Tale argomento è certamente attuale e risonante. Opportunamente, Shearwater ha anche scelto di sostituire i ‘gesti rock’ di “Jet Plane and Oxbow” con ‘un diario di viaggio pieno di sentimento e coinvolgente di grandi atmosfere’ … decorato con registrazioni sul campo dei viaggi di Meiburg. Anche se questo cambiamento posiziona il nuovo rilascio come un viaggio sostanzialmente diverso dai suoi predecessori, ciò non significa che sia anche abbastanza assorbente. Al contrario, la sua incarnazione di suoni e sentimenti solitari allontana l’ascoltatore così fermamente che è facile sentirsi frustrati e annoiati abbastanza da andarsene a metà.

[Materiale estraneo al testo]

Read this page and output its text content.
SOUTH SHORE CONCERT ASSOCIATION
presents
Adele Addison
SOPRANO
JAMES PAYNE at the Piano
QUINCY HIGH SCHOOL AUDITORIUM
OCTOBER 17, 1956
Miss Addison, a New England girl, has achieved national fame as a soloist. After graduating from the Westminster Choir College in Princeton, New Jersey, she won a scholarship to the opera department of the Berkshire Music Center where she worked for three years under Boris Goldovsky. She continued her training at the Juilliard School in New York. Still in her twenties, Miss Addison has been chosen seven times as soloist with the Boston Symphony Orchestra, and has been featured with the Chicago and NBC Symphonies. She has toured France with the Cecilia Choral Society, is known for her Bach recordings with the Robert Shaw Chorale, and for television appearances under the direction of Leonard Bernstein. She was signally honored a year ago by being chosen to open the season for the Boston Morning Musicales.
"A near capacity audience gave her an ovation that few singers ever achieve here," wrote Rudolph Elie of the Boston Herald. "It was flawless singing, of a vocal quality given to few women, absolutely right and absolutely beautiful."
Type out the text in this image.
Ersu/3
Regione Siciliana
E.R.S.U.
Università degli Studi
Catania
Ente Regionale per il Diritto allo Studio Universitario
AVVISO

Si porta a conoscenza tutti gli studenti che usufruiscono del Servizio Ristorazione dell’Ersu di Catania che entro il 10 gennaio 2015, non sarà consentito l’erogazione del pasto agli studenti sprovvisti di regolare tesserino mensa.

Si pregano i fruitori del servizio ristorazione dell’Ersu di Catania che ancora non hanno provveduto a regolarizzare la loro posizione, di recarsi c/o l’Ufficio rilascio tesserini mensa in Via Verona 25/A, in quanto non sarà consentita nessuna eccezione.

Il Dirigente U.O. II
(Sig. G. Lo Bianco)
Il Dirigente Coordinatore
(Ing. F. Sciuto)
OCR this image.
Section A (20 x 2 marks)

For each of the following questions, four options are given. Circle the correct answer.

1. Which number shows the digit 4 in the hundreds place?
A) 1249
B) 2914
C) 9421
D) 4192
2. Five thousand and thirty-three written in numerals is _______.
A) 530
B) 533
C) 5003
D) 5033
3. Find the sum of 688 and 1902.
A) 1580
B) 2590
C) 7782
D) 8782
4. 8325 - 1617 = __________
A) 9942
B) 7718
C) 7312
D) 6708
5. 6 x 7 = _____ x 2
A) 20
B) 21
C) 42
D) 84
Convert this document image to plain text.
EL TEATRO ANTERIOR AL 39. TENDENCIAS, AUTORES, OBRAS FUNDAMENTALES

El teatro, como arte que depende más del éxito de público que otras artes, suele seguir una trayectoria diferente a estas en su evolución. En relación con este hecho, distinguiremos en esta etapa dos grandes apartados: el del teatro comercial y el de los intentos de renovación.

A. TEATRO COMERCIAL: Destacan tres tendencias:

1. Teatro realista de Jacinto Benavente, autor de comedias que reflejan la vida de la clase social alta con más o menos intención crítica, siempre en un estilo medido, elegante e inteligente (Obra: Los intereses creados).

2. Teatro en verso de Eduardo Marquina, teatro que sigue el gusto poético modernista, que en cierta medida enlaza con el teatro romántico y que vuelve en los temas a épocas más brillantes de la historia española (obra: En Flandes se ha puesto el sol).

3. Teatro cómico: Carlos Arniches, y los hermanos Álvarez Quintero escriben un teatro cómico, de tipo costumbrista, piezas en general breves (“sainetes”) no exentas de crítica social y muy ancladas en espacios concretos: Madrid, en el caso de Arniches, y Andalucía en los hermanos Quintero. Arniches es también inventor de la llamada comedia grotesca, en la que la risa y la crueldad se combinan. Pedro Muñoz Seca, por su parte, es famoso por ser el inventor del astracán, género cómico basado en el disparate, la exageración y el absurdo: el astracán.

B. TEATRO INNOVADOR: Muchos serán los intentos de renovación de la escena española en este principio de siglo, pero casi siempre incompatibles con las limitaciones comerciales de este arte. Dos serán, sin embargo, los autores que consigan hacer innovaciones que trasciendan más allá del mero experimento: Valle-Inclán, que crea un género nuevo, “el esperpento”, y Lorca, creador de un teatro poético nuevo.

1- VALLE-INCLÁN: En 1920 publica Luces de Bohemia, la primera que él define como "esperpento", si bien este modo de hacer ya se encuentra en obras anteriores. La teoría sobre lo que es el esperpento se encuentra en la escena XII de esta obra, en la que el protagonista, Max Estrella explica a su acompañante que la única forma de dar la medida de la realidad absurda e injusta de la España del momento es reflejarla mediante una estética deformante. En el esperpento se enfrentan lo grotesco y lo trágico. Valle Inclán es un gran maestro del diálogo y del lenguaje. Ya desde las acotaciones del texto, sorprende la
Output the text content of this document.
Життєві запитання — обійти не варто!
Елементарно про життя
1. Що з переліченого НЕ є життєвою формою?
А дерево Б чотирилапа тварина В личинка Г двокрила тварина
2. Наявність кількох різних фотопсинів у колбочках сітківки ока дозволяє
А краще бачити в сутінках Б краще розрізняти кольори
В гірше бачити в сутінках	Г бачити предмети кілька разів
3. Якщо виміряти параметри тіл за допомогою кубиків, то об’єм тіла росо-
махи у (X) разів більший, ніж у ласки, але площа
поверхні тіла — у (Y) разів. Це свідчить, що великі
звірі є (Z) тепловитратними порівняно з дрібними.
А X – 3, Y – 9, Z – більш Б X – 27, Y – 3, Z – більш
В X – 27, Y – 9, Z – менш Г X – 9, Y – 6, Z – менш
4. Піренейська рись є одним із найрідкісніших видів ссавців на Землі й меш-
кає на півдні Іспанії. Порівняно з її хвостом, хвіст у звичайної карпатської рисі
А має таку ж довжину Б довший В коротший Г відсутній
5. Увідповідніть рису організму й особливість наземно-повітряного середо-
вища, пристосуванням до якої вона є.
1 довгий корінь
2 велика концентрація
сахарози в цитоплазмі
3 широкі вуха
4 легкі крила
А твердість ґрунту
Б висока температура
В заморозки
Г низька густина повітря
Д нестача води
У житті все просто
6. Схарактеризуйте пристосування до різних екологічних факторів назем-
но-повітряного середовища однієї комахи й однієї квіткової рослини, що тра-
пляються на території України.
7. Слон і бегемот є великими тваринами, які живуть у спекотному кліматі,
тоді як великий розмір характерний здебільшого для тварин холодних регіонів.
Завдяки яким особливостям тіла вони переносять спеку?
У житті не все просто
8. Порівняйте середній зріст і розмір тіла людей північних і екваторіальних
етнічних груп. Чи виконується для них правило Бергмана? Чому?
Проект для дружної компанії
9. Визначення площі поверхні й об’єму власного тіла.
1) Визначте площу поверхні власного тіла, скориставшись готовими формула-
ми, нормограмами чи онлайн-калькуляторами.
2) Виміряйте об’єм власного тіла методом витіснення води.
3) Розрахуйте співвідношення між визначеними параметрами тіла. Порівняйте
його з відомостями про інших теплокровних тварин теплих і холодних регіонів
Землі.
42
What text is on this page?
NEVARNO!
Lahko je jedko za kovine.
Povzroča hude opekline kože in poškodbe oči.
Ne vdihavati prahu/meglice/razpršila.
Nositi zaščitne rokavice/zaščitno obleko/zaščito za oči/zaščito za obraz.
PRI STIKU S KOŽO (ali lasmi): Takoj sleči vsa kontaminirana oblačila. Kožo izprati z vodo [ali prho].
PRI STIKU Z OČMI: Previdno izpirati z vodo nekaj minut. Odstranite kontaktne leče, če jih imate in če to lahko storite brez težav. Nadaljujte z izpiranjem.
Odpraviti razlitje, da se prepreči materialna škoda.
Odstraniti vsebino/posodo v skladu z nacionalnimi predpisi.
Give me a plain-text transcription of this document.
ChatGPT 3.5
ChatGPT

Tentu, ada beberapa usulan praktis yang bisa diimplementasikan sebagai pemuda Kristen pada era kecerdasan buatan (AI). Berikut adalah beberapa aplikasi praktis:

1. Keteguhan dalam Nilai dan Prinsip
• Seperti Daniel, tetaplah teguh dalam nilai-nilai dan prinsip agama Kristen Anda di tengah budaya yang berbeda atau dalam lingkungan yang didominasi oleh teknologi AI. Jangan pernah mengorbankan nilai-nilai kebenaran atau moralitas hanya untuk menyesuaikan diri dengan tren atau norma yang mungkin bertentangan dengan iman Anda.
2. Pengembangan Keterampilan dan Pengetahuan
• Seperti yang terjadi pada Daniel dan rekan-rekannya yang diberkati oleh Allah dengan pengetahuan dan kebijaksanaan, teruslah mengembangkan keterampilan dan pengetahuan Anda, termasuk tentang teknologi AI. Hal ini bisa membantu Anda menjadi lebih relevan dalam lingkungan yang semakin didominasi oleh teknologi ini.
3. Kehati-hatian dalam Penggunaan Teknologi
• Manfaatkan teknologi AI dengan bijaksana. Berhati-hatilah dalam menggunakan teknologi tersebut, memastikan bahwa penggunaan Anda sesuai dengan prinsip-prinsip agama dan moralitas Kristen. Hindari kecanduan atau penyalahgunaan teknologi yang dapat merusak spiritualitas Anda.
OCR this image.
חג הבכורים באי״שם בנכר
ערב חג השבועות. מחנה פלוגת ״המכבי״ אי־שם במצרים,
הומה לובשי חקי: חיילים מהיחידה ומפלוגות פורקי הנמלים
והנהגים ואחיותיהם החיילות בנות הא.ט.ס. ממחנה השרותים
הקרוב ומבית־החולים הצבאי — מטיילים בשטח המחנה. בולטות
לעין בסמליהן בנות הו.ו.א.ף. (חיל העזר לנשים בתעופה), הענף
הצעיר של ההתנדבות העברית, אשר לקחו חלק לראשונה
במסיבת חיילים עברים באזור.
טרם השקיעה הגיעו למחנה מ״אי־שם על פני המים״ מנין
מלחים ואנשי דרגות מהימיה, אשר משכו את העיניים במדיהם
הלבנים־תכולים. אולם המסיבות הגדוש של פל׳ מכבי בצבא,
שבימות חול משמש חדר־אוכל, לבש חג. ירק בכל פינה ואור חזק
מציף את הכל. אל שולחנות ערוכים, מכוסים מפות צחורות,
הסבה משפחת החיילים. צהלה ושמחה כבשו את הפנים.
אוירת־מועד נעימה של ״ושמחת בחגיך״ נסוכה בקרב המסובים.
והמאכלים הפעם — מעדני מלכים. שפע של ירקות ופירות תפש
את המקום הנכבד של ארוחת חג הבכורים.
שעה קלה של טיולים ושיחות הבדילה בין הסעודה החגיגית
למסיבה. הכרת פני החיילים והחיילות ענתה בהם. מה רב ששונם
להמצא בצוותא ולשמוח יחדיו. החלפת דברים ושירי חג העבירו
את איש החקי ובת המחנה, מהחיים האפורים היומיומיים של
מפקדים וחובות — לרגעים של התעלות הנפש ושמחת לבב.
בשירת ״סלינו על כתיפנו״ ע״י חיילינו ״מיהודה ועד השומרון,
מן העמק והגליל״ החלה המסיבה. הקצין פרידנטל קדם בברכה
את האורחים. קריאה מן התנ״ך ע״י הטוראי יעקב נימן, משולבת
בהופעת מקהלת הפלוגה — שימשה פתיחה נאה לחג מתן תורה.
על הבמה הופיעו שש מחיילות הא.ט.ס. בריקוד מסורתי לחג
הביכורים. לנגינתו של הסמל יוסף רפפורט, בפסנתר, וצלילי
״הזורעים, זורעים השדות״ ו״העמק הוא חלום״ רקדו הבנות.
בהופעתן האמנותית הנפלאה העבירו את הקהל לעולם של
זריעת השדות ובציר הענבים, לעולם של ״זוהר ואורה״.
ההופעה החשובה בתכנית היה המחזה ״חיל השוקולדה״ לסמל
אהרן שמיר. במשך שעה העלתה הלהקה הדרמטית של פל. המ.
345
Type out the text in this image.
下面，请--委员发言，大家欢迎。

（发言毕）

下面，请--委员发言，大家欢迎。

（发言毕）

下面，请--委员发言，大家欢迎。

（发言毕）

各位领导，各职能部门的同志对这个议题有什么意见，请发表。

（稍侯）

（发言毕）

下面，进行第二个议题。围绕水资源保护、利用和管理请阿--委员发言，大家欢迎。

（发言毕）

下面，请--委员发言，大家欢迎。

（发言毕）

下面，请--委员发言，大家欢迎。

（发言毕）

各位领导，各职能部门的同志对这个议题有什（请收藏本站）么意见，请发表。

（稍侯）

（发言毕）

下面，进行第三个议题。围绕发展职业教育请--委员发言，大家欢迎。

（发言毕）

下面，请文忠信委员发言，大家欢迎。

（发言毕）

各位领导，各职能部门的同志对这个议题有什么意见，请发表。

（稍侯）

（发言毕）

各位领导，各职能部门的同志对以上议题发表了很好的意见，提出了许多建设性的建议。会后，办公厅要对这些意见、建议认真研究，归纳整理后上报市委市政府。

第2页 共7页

Anche in questo caso, la collezione ospita alcune gemme chiare che alludono alla grandezza tipica di Shearwater. In particolare, l’apertura “Highgate” è una composizione lussureggiante e dinamica in cui il timbro commovente e ricco di Jonathan dipinge su delicati accordi di pianoforte, percussioni fragorose, archi cupi e altre trame caoticamente sinfoniche. Come al solito, i suoi testi sono amorevolmente poetici, ma allo stesso tempo viscerali, con un finale in versi straordinario: ‘Ti sdrai tra le erbacce / Il cielo che strappa le cuciture / Tiri sangue con le redini / Tiri fuori il tuo coltello a serramanico / A figurine realistiche’.

Più avanti, “Xenarthran” è incentrato su un collage sonoro che combina ingegnosamente una dissonanza da incubo con una bella catarsi. In seguito, “Laguna Seca” cavalca ritmi tribali e trame di fascia bassa che ricordano “Human Behavior” di Björk o uno dei più astratti montaggi della metà degli anni ’70 dei King Crimson. In ogni modo, “Empty Orchestra” porta più energia e melodia sul tavolo, rendendolo il taglio superlativo dell’opera. La chiusura di “Wind Is Love” si evolve in un raffinato miscuglio di delicate strimpellate di chitarra, percussioni vivaci e un’atmosfera edificante.

Detto questo, anche questi punti salienti potrebbero avere di più in termini di ritmo, arrangiamenti e individualità. Sono solo abbastanza distintivi e attraenti da funzionare da soli, ma fanno troppo affidamento su trame e vibrazioni eccessivamente simili. Purtroppo, questo problema di identità è più eclatante nel resto del set, con diverse tracce, come “No Reason”, “Everyone You Touch”, “Milkweed” e “Detritivore”, che sono così identiche e scarse che persino il cantato del nostro trasuda disinteresse.

Spiace dirlo, però le buone intenzioni non equivalgono necessariamente a una buona esecuzione. Per la maggior parte, “The Great Awakening” è una creazione faticosa le cui sfumature occasionalmente affascinanti e intuizioni continuamente astute sono guastate da persistente tedio musicale e vuoto. In altre parole, quello che sta dicendo è indiscutibilmente profondo, ma come lo dice è quasi sempre insopportabilmente noioso!!!